I rischi e le opportunità sono state esplorate in sessioni di lavoro molto interattive. I partecipanti hanno raccontato di aver raccolto spunti interessanti per avviare azioni pratiche sia a livello di fondazione che per le associazioni nazionali sul come  supportare le fondazioni associate”.

A corollario delle sessioni di lavoro, il programma dell’evento – organizzato dal venture philanthropy and social impact fund  Wonderful Italy[2] – ha proposto una serie di visite per conoscere luoghi e programmi che rappresentano esempi di innovazione nel campo sociale, culturale e ambientale del territorio palermitano: Palazzo Butera, modello di mecenatismo che sperimenta filantropia e impact investing in chiave sociale e culturale;  l’ECOMUSEUM Mare memoria viva, spazio di cultura e partecipazione dedicato al rapporto tra la città e il suo mare supportato da Fondazione con il Sud; ONDE ONLUS , un’associazione di donne per produrre azioni di sistema e attività specifiche volte al contrasto del fenomeno della violenza verso le donne e bambine/i grazie al supporto di fondazioni italiane e internazionali come Kering Foundation; Addiopizzo, associazione di volontariato per la promozione di un’economia virtuosa e libera dalla mafia attraverso lo strumento delconsumo critico Addiopizzo”, sostenuta da donatori privati e fondazioni; i Cantieri Culturali della Zisa (ZAC), centro di produzione culturale per le arti contemporanee della città; TAU Center, luogo di aggregazione e interculturalità in quartieri “difficili” della città come Cipressi, Ingastone e Danisinni.

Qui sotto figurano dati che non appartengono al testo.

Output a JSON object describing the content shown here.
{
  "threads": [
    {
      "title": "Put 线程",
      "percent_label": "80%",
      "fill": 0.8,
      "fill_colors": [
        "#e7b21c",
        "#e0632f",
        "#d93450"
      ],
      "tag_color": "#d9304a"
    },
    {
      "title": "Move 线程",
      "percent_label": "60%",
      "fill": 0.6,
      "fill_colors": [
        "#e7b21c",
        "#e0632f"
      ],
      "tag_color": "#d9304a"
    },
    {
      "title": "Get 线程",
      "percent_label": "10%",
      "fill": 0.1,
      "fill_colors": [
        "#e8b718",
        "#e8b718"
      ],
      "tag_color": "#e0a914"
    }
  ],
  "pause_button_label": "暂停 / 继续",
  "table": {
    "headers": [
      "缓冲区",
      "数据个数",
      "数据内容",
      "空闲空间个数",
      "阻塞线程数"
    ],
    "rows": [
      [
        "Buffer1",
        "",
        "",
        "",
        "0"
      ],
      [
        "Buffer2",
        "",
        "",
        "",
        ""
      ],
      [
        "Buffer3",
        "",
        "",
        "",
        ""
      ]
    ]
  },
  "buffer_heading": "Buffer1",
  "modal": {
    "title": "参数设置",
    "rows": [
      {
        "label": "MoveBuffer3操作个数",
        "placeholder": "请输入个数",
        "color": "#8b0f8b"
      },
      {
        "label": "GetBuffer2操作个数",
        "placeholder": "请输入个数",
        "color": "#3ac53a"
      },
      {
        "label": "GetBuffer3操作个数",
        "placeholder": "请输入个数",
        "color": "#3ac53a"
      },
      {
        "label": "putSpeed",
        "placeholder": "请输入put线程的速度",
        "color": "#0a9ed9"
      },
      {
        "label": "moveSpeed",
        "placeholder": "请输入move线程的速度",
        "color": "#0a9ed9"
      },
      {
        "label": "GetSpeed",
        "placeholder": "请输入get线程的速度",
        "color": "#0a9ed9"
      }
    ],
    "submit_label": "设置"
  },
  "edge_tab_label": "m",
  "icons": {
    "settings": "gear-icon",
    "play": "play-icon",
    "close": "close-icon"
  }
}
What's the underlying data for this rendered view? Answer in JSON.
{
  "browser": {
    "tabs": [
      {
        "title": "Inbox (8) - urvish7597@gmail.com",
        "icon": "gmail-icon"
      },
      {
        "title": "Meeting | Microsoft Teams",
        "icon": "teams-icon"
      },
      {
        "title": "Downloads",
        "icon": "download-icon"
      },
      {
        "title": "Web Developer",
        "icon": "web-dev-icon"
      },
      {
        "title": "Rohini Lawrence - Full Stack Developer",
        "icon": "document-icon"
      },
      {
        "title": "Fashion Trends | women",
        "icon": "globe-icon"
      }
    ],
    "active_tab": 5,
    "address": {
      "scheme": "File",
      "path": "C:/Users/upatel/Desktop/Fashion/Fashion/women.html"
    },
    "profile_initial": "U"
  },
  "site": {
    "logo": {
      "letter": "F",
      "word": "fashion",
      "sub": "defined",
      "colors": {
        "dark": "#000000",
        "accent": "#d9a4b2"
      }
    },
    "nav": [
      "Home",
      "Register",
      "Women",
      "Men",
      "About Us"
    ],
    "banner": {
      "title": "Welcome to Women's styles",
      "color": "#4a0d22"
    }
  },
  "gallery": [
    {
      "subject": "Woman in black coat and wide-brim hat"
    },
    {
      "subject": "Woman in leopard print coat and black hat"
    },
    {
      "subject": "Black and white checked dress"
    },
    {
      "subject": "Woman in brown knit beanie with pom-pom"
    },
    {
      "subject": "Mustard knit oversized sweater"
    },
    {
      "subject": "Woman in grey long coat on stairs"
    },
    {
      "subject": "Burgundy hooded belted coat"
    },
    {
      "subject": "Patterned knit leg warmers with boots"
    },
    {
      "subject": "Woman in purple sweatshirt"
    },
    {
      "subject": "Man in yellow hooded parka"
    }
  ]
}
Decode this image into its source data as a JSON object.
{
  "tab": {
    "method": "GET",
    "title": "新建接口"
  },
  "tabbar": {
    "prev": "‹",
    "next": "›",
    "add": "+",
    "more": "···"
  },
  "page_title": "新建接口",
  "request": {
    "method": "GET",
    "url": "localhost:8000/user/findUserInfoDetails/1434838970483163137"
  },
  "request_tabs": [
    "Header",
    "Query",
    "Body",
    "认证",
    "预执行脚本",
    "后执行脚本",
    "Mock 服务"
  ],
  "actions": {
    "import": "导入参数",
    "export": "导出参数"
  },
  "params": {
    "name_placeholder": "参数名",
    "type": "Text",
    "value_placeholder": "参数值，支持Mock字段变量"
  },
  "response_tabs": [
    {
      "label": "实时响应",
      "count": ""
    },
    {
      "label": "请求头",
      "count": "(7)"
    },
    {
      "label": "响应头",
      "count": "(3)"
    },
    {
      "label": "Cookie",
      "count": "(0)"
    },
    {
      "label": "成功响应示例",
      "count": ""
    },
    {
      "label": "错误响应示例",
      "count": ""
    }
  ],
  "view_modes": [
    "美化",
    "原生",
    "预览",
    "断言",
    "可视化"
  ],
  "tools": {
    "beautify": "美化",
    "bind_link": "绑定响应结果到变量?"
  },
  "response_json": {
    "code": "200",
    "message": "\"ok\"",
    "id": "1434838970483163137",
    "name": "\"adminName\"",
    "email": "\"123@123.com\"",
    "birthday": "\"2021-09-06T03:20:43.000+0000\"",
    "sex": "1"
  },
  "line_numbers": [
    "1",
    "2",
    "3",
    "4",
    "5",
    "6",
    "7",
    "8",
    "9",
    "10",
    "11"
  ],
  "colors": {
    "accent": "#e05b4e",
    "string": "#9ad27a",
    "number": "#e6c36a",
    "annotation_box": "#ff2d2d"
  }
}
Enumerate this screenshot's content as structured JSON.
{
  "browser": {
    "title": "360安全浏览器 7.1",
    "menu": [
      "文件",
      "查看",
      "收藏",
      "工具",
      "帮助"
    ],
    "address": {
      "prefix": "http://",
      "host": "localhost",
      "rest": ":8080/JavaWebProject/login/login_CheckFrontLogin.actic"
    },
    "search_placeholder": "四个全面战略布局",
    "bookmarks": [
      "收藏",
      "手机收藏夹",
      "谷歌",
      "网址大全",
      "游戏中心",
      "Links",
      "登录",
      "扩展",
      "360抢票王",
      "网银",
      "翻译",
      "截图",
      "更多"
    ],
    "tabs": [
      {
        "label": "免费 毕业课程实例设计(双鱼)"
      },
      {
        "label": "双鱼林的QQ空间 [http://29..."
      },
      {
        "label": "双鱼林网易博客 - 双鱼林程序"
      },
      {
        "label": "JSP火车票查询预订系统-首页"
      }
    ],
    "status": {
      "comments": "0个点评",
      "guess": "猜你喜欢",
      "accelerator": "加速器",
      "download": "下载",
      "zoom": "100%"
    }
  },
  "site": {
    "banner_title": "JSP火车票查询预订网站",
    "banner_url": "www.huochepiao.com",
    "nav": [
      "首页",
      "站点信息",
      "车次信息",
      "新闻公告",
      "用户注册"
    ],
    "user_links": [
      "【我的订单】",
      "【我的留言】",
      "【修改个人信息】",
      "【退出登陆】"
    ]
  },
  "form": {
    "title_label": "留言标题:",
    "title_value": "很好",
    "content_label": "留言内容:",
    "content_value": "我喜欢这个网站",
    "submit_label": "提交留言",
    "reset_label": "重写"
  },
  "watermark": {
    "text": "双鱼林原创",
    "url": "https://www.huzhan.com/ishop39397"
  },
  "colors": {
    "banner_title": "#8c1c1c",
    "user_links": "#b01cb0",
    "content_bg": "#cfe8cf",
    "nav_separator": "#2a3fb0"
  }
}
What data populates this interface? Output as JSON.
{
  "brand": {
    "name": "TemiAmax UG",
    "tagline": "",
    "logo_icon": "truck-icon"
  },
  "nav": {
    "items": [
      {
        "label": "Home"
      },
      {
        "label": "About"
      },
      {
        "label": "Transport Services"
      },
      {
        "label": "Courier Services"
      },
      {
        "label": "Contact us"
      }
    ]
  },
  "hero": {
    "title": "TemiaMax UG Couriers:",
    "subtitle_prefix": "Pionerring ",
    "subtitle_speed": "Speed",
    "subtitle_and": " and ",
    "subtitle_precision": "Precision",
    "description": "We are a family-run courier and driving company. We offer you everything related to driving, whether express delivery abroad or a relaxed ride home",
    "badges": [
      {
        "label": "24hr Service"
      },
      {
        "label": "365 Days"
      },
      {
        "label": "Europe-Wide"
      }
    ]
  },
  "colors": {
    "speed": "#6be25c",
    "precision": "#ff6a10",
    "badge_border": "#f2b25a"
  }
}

Come riporta James Magowan nel report post evento, fondazioni d’impresa e azienda “ognuna vede l’altra attraverso lenti differenti: l’azienda spesso ha una prospettiva della fondazione ristretta e relativamente di breve periodo, la fondazione è nella posizione di avere una prospettiva sull’azienda e sulla società più ampia e di più lungo termine. Il risultato è che le loro metriche possono non essere allineate: le aziende richiedono dati quantitativi e valutano i volumi, le fondazioni puntano a un impatto qualitativo intangibile di più amplio spettro e basato sui valori. L’allineamento, quindi, significa forse trovare un modo di “adeguare” le lenti”.

© Riproduzione riservata

[1] Belgio, Finlandia, Francia, Germania, Italia, Paesi Bassi, Polonia, Regno Unito, Spagna, Svizzera, Ungheria. 25 le fondazioni corporate italiane.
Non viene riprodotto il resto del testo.